AI-Generated Works Cannot Be Copyrighted in the US

AI generated works cannot be copyrighted in the US

Photo Credit: Igor Omilaev

A federal appeals court unanimously ruled that AI-generated works without human involvement do not qualify for copyright protection in the US.

Computer scientist Dr. Stephen Thaler created a generative artificial intelligence (genAI) called “Creativity Machine,” which generated a picture Thaler titled, “A Recent Entrance to Paradise.”

The US Copyright Office denied Thaler’s application, citing a requirement that work must be authored by a human being. Thaler had listed his Creativity Machine as the work’s sole author.

Thaler challenged the decision, but the US District Court for the District of Columbia, a federal court, upheld the Copyright Office’s decision. Thaler appealed; the federal appeals court affirmed the federal district court’s ruling.

“The Copyright Act of 1976 requires all eligible work to be authorized in the first instance by a human being,” said Circuit Judge Patricia A. Millett for US Court of Appeals for the District of Columbia. “Even if the human authorship requirement were at some point to stymie the creation of original work, that would be a policy for Congress to address.”

The Copyright Office has permitted the registration of works made by human authors who have used artificial intelligence. The issue remains over how much AI contributes to a human author’s work. In Thaler’s case, he listed his genAI as the sole author.

“Photography, sound recordings, video recordings, and computer programs are all technologies that were once novel, but which copyright law now applies,” Judge Millett continued, noting that Congress is key in updating copyright law, not the courts.
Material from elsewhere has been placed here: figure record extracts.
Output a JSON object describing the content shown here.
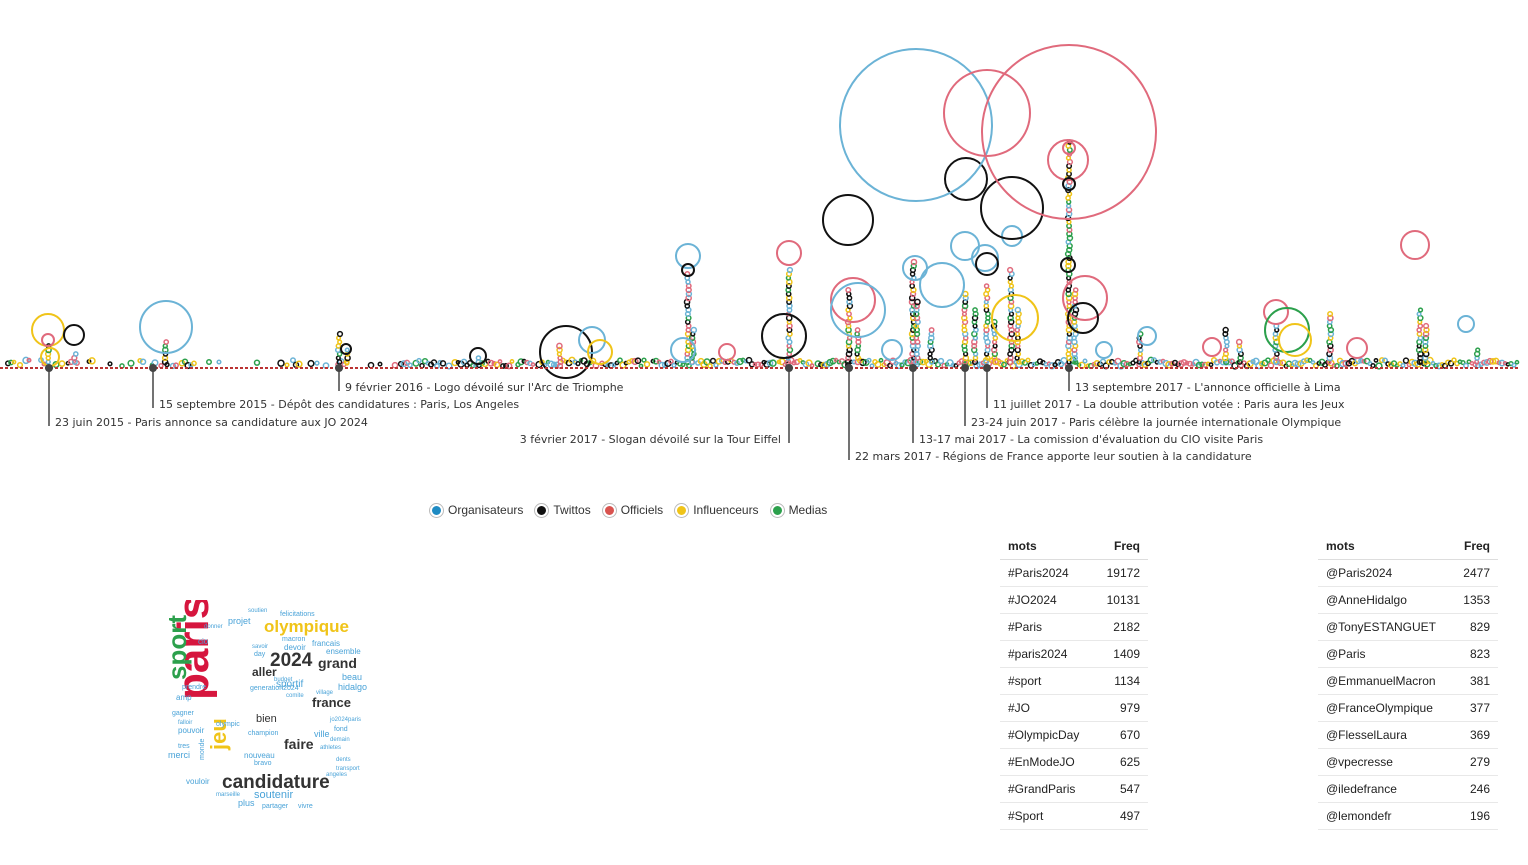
{
  "colors": {
    "organisateurs": "#1f8bc3",
    "twittos": "#111111",
    "officiels": "#d9534f",
    "influenceurs": "#f0c419",
    "medias": "#2ca04c",
    "orgs_bubble": "#6bb3d6",
    "officiels_bubble": "#e06a7c"
  },
  "legend": [
    {
      "label": "Organisateurs",
      "color": "#1f8bc3"
    },
    {
      "label": "Twittos",
      "color": "#111111"
    },
    {
      "label": "Officiels",
      "color": "#d9534f"
    },
    {
      "label": "Influenceurs",
      "color": "#f0c419"
    },
    {
      "label": "Medias",
      "color": "#2ca04c"
    }
  ],
  "events": [
    {
      "label": "23 juin 2015 - Paris annonce sa candidature aux JO 2024",
      "side": "right",
      "depth": 3
    },
    {
      "label": "15 septembre 2015 - Dépôt des candidatures : Paris, Los Angeles",
      "side": "right",
      "depth": 2
    },
    {
      "label": "9 février 2016 - Logo dévoilé sur l'Arc de Triomphe",
      "side": "right",
      "depth": 1
    },
    {
      "label": "3 février 2017 - Slogan dévoilé sur la Tour Eiffel",
      "side": "left",
      "depth": 4
    },
    {
      "label": "22 mars 2017 - Régions de France apporte leur soutien à la candidature",
      "side": "right",
      "depth": 5
    },
    {
      "label": "13-17 mai 2017 - La comission d'évaluation du CIO visite Paris",
      "side": "right",
      "depth": 4
    },
    {
      "label": "23-24 juin 2017 - Paris célèbre la journée internationale Olympique",
      "side": "right",
      "depth": 3
    },
    {
      "label": "11 juillet 2017 - La double attribution votée : Paris aura les Jeux",
      "side": "right",
      "depth": 2
    },
    {
      "label": "13 septembre 2017 - L'annonce officielle à Lima",
      "side": "right",
      "depth": 1
    }
  ],
  "hashtags": {
    "headers": {
      "word": "mots",
      "freq": "Freq"
    },
    "rows": [
      {
        "word": "#Paris2024",
        "freq": "19172"
      },
      {
        "word": "#JO2024",
        "freq": "10131"
      },
      {
        "word": "#Paris",
        "freq": "2182"
      },
      {
        "word": "#paris2024",
        "freq": "1409"
      },
      {
        "word": "#sport",
        "freq": "1134"
      },
      {
        "word": "#JO",
        "freq": "979"
      },
      {
        "word": "#OlympicDay",
        "freq": "670"
      },
      {
        "word": "#EnModeJO",
        "freq": "625"
      },
      {
        "word": "#GrandParis",
        "freq": "547"
      },
      {
        "word": "#Sport",
        "freq": "497"
      }
    ]
  },
  "mentions": {
    "headers": {
      "word": "mots",
      "freq": "Freq"
    },
    "rows": [
      {
        "word": "@Paris2024",
        "freq": "2477"
      },
      {
        "word": "@AnneHidalgo",
        "freq": "1353"
      },
      {
        "word": "@TonyESTANGUET",
        "freq": "829"
      },
      {
        "word": "@Paris",
        "freq": "823"
      },
      {
        "word": "@EmmanuelMacron",
        "freq": "381"
      },
      {
        "word": "@FranceOlympique",
        "freq": "377"
      },
      {
        "word": "@FlesselLaura",
        "freq": "369"
      },
      {
        "word": "@vpecresse",
        "freq": "279"
      },
      {
        "word": "@iledefrance",
        "freq": "246"
      },
      {
        "word": "@lemondefr",
        "freq": "196"
      }
    ]
  },
  "wordcloud": [
    {
      "text": "paris",
      "color": "#d6163e",
      "weight": 10
    },
    {
      "text": "sport",
      "color": "#2ca04c",
      "weight": 7
    },
    {
      "text": "jeu",
      "color": "#f0c419",
      "weight": 6
    },
    {
      "text": "candidature",
      "color": "#333333",
      "weight": 6
    },
    {
      "text": "olympique",
      "color": "#f0c419",
      "weight": 5
    },
    {
      "text": "2024",
      "color": "#333333",
      "weight": 5
    },
    {
      "text": "grand",
      "color": "#333333",
      "weight": 4
    },
    {
      "text": "france",
      "color": "#333333",
      "weight": 4
    },
    {
      "text": "faire",
      "color": "#333333",
      "weight": 4
    },
    {
      "text": "aller",
      "color": "#333333",
      "weight": 3
    },
    {
      "text": "bien",
      "color": "#333333",
      "weight": 3
    },
    {
      "text": "soutenir",
      "color": "#4aa3d8",
      "weight": 3
    },
    {
      "text": "sportif",
      "color": "#4aa3d8",
      "weight": 2
    },
    {
      "text": "beau",
      "color": "#4aa3d8",
      "weight": 2
    },
    {
      "text": "hidalgo",
      "color": "#4aa3d8",
      "weight": 2
    },
    {
      "text": "plus",
      "color": "#4aa3d8",
      "weight": 2
    },
    {
      "text": "merci",
      "color": "#4aa3d8",
      "weight": 2
    },
    {
      "text": "ville",
      "color": "#4aa3d8",
      "weight": 2
    },
    {
      "text": "projet",
      "color": "#4aa3d8",
      "weight": 2
    },
    {
      "text": "francais",
      "color": "#4aa3d8",
      "weight": 1
    },
    {
      "text": "ensemble",
      "color": "#4aa3d8",
      "weight": 1
    },
    {
      "text": "devoir",
      "color": "#4aa3d8",
      "weight": 1
    },
    {
      "text": "macron",
      "color": "#4aa3d8",
      "weight": 1
    },
    {
      "text": "felicitations",
      "color": "#4aa3d8",
      "weight": 1
    },
    {
      "text": "soutien",
      "color": "#4aa3d8",
      "weight": 1
    },
    {
      "text": "cio",
      "color": "#4aa3d8",
      "weight": 1
    },
    {
      "text": "amp",
      "color": "#4aa3d8",
      "weight": 1
    },
    {
      "text": "gagner",
      "color": "#4aa3d8",
      "weight": 1
    },
    {
      "text": "pouvoir",
      "color": "#4aa3d8",
      "weight": 1
    },
    {
      "text": "tres",
      "color": "#4aa3d8",
      "weight": 1
    },
    {
      "text": "vouloir",
      "color": "#4aa3d8",
      "weight": 1
    },
    {
      "text": "nouveau",
      "color": "#4aa3d8",
      "weight": 1
    },
    {
      "text": "champion",
      "color": "#4aa3d8",
      "weight": 1
    },
    {
      "text": "athletes",
      "color": "#4aa3d8",
      "weight": 1
    },
    {
      "text": "angeles",
      "color": "#4aa3d8",
      "weight": 1
    },
    {
      "text": "partager",
      "color": "#4aa3d8",
      "weight": 1
    },
    {
      "text": "vivre",
      "color": "#4aa3d8",
      "weight": 1
    },
    {
      "text": "marseille",
      "color": "#4aa3d8",
      "weight": 1
    },
    {
      "text": "generation2024",
      "color": "#4aa3d8",
      "weight": 1
    },
    {
      "text": "olympic",
      "color": "#4aa3d8",
      "weight": 1
    },
    {
      "text": "jo2024paris",
      "color": "#4aa3d8",
      "weight": 1
    },
    {
      "text": "fond",
      "color": "#4aa3d8",
      "weight": 1
    },
    {
      "text": "dents",
      "color": "#4aa3d8",
      "weight": 1
    },
    {
      "text": "bravo",
      "color": "#4aa3d8",
      "weight": 1
    },
    {
      "text": "day",
      "color": "#4aa3d8",
      "weight": 1
    },
    {
      "text": "demain",
      "color": "#4aa3d8",
      "weight": 1
    },
    {
      "text": "transport",
      "color": "#4aa3d8",
      "weight": 1
    },
    {
      "text": "monde",
      "color": "#4aa3d8",
      "weight": 1
    },
    {
      "text": "donner",
      "color": "#4aa3d8",
      "weight": 1
    },
    {
      "text": "prendre",
      "color": "#4aa3d8",
      "weight": 1
    },
    {
      "text": "falloir",
      "color": "#4aa3d8",
      "weight": 1
    },
    {
      "text": "comite",
      "color": "#4aa3d8",
      "weight": 1
    },
    {
      "text": "savoir",
      "color": "#4aa3d8",
      "weight": 1
    },
    {
      "text": "village",
      "color": "#4aa3d8",
      "weight": 1
    },
    {
      "text": "budget",
      "color": "#4aa3d8",
      "weight": 1
    }
  ]
}
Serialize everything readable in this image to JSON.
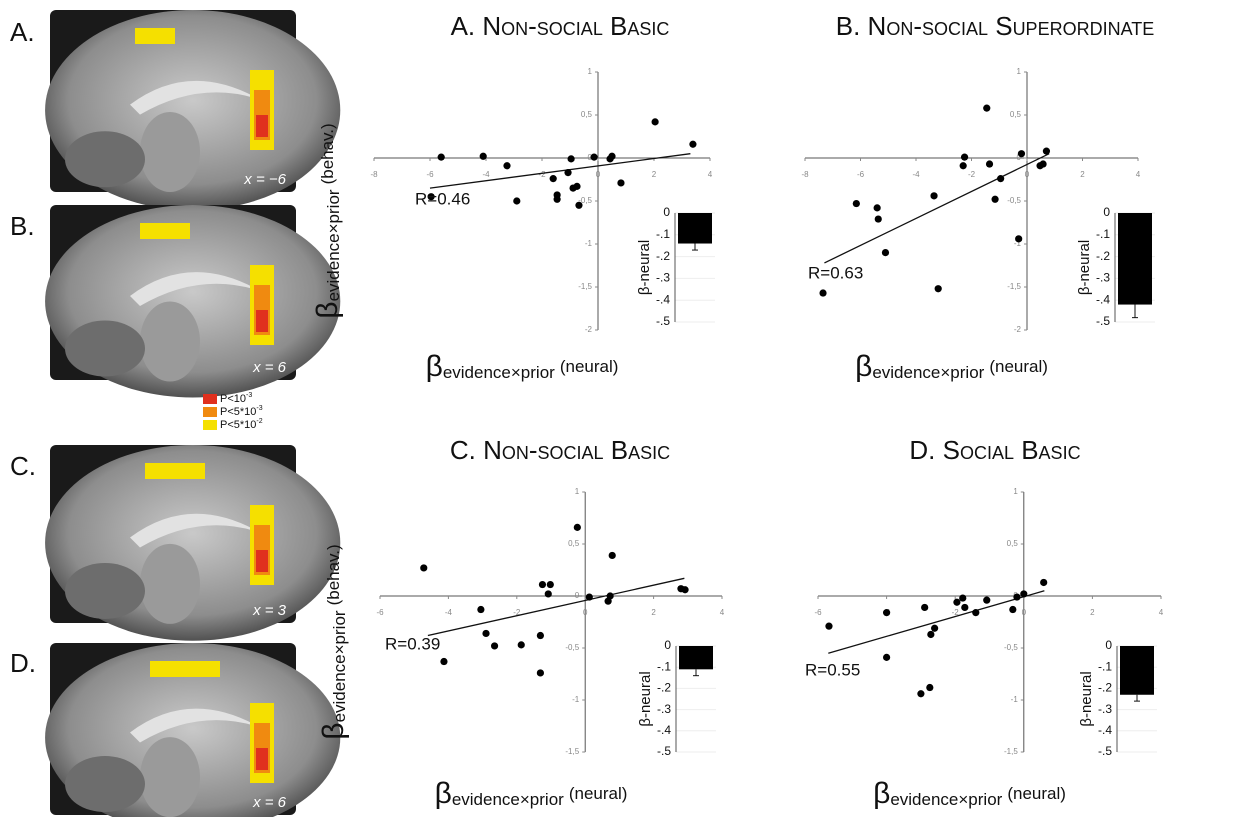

“[The Court’s] well-reasoned holding is consistent with decades of copyright law and the holdings of other courts that have considered similar questions and found the same result — that to be copyrightable, an expressive work must be created by a human,” said Alicia Calzada, Deputy General Counsel of the National Press Photographers Association (NPPA). “That is why several years ago, a court held that a selfie taken by a monkey was not copyrightable, and it is why images created solely by AI are not copyrightable.”